Rissa con spari a salve Fermati i due vicini-rivali

25 Ottobre 2016

Accusati di violenza e lesioni a pubblico ufficiale per aver colpito due carabinieri Il giudice convalida il fermo e poi scarcera entrambi con l’obbligo di firma

GIULIANOVA. E’ finita con due arresti e altrettante denunce la serata da far west a Giulianova Lido, quella consumata domenica tra i colpi di una pistola scacciacani e le botte tra due vicini di casa già divisi da vecchi dissapori. I carabinieri hanno fermato sia il 31enne Stefano Brecciarolla sia il 51enne Giovanni Trancanella, entrambi accusati di violenza e lesioni a pubblico ufficiale visto che nel violento parapiglia due carabinieri sono rimasti feriti. Ieri pomeriggio il giudice, dopo la convalida del provvedimento, ha scarcerato i due (entrambi ai domiciliari) disponendo per tutti l’obbligo di firma. La ricostruzione dell’accaduto fatta dai militari della compagnia di Giulianova, agli ordini del capitano Domenico Calore, è quella già finita sul tavolo del pm di turno Silvia Scamurra.

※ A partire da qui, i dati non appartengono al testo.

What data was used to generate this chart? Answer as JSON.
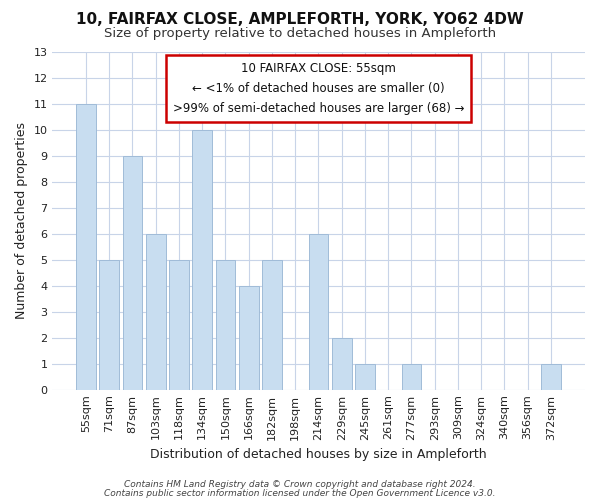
{
  "title": "10, FAIRFAX CLOSE, AMPLEFORTH, YORK, YO62 4DW",
  "subtitle": "Size of property relative to detached houses in Ampleforth",
  "xlabel": "Distribution of detached houses by size in Ampleforth",
  "ylabel": "Number of detached properties",
  "bar_labels": [
    "55sqm",
    "71sqm",
    "87sqm",
    "103sqm",
    "118sqm",
    "134sqm",
    "150sqm",
    "166sqm",
    "182sqm",
    "198sqm",
    "214sqm",
    "229sqm",
    "245sqm",
    "261sqm",
    "277sqm",
    "293sqm",
    "309sqm",
    "324sqm",
    "340sqm",
    "356sqm",
    "372sqm"
  ],
  "bar_values": [
    11,
    5,
    9,
    6,
    5,
    10,
    5,
    4,
    5,
    0,
    6,
    2,
    1,
    0,
    1,
    0,
    0,
    0,
    0,
    0,
    1
  ],
  "bar_color": "#c8ddf0",
  "bar_edge_color": "#a0bcd8",
  "ylim": [
    0,
    13
  ],
  "yticks": [
    0,
    1,
    2,
    3,
    4,
    5,
    6,
    7,
    8,
    9,
    10,
    11,
    12,
    13
  ],
  "annotation_title": "10 FAIRFAX CLOSE: 55sqm",
  "annotation_line1": "← <1% of detached houses are smaller (0)",
  "annotation_line2": ">99% of semi-detached houses are larger (68) →",
  "annotation_box_color": "#ffffff",
  "annotation_box_edge": "#cc0000",
  "footer1": "Contains HM Land Registry data © Crown copyright and database right 2024.",
  "footer2": "Contains public sector information licensed under the Open Government Licence v3.0.",
  "grid_color": "#c8d4e8",
  "background_color": "#ffffff",
  "title_fontsize": 11,
  "subtitle_fontsize": 9.5,
  "axis_label_fontsize": 9,
  "tick_fontsize": 8,
  "footer_fontsize": 6.5
}
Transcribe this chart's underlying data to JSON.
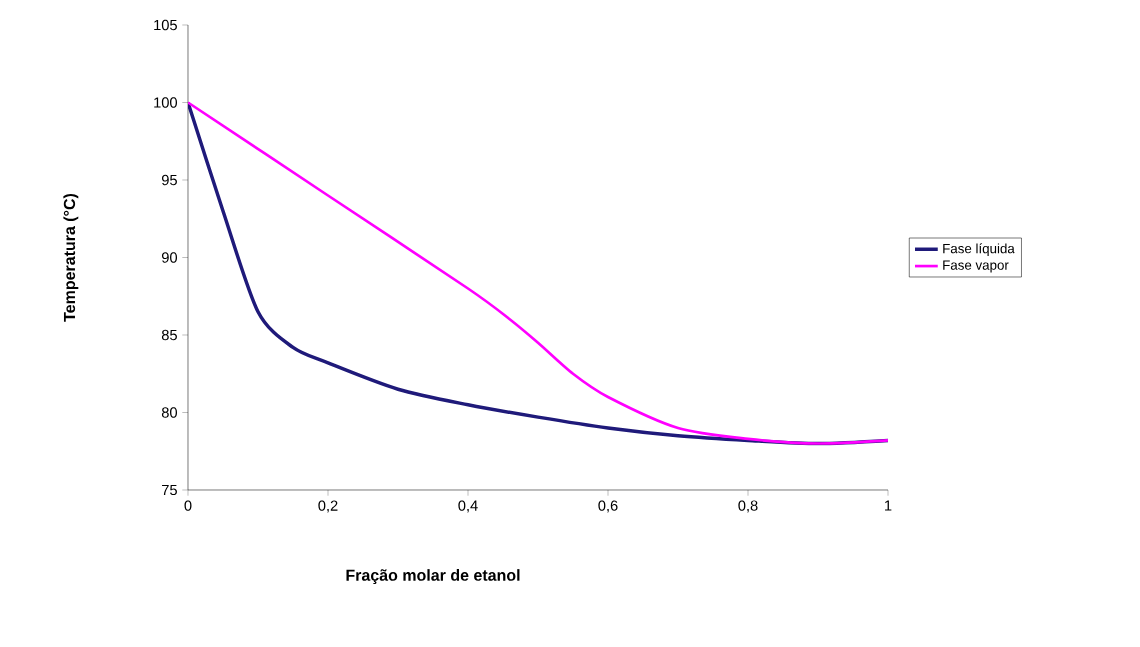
{
  "chart_data": {
    "type": "line",
    "xlabel": "Fração molar de etanol",
    "ylabel": "Temperatura (°C)",
    "xlim": [
      0,
      1
    ],
    "ylim": [
      75,
      105
    ],
    "xticks": [
      {
        "value": 0,
        "label": "0"
      },
      {
        "value": 0.2,
        "label": "0,2"
      },
      {
        "value": 0.4,
        "label": "0,4"
      },
      {
        "value": 0.6,
        "label": "0,6"
      },
      {
        "value": 0.8,
        "label": "0,8"
      },
      {
        "value": 1,
        "label": "1"
      }
    ],
    "yticks": [
      75,
      80,
      85,
      90,
      95,
      100,
      105
    ],
    "grid": false,
    "legend": "right",
    "marker": "none",
    "line_style": "solid",
    "series": [
      {
        "name": "Fase líquida",
        "color": "#1f1a7a",
        "x": [
          0,
          0.05,
          0.1,
          0.15,
          0.2,
          0.3,
          0.4,
          0.5,
          0.6,
          0.7,
          0.8,
          0.9,
          1
        ],
        "values": [
          100,
          93,
          86.5,
          84.2,
          83.2,
          81.5,
          80.5,
          79.7,
          79,
          78.5,
          78.2,
          78,
          78.2
        ]
      },
      {
        "name": "Fase vapor",
        "color": "#ff00ff",
        "x": [
          0,
          0.2,
          0.4,
          0.46,
          0.5,
          0.55,
          0.6,
          0.7,
          0.8,
          0.9,
          1
        ],
        "values": [
          100,
          94,
          88,
          86,
          84.5,
          82.5,
          81,
          79,
          78.3,
          78,
          78.2
        ]
      }
    ]
  }
}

Secondo i militari tutto sarebbe avvenuto intorno alle 21.30 di domenica tra via Monte Zebio e via Nievo, all’esterno di una palazzina in cui abitano entrambi. Trancanella stava rientrando con la moglie dopo essere stato fuori per partecipare ad una cerimonia di famiglia quando avrebbe visto sul balcone Brecciarolla che era in compagnia di un’altra persona, un ragazzo di 20 anni che è stato denunciato insieme alla moglie di Trancanella.

Molto probabilmente tra i due sono subito riemerse le antiche questioni già finite in tribunale con reciproche querele all’esame dei magistrati. Ci sarebbe stato un primo battibecco tra i due e, sempre secondo la versione fornita dai militari, Brecciarolla avrebbe esploso tre colpi con la pistola scacciacani dal balcone della sua abitazione e successivamente sarebbe sceso in strada insieme all’amico.

A quel punto tra i due gruppi (Brecciarolla e l’amico da una parte e Trancanella e la moglie dall’altra) si sarebbero affrontati faccia a faccia: prima parole grosse e poi, in un crescendo, pugni e schiaffi. Fino all’arrivo dei carabinieri chiamati da entrambi. Quando sul posto è arrivata la pattuglia dei carabinieri, sempre secondo la ricostruzione fatta dai militari, Trancanella si sarebbe scagliato contro i militari colpendoli anche con una delle stampelle che portava. I due carabinieri, medicati al pronto soccorso dell’ospedale giuliese, hanno riportato ferite guaribili in cinque e otto giorni. E per uno dei due c’è anche il sospetto della frattura della mano.

Ad aiutare la pattuglia ne è arrivata un’altra e solo dopo qualche tempo i militari sono riusciti a riportare la calma tra i quattro. Successivamente tutti sono stati portati in caserma e per due di loro è scattato il provvedimento di fermo con l’accusa di violenza e lesioni a pubblico ufficiale.(d.p.)